Solo cuando tenía alrededor de 18 años y me besaba con mi nuevo novio, me enteré del descuido comparativo de mi tren de aterrizaje. Las cosas empezaron a calentarse, y fue difícil pasar por alto su mueca no tan sutil cuando fue sorprendentemente recibido por Bob Ross cuando esperaba a Pamela Anderson. Todavía recuerdo sentirme tan pequeño y poco atractivo mientras tiraba de mi ropa interior, como si me hubiera perdido un memo gigante. ¿Por qué nadie me había dicho que necesitaba quitarme el frizz antes de una cita? ¿Todos en el mundo se afeitaban el vello púbico excepto yo?
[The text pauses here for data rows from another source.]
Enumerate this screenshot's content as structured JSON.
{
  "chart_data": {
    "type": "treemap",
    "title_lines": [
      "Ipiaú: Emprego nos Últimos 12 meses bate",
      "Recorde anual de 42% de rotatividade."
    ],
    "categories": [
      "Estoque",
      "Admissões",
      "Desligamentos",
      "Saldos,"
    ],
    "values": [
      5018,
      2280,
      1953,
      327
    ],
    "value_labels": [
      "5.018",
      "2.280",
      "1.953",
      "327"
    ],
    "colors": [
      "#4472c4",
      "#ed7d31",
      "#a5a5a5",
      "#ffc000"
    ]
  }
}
Poco después, me afeitaba cada dos días desde la axila hasta el tobillo, saliendo de la ducha como una foca brillante que acaba de salir del océano. En realidad, no estaba seguro de si lo estaba quitando correctamente. Me preocupaba lo que pudiera aparecer en el historial de búsqueda de la computadora familiar si escribía 'cómo afeitarse el vello púbico' en Google, por lo que seguí mi instinto, lo que significaba protuberancias, encarnados y quemaduras de afeitar. Pero funcionó: no tenía pelo, tenía confianza y tal vez solo me picaba un poco. Mi novio no parecía tan impresionado con la remodelación de mi sótano. Rompimos unos meses después.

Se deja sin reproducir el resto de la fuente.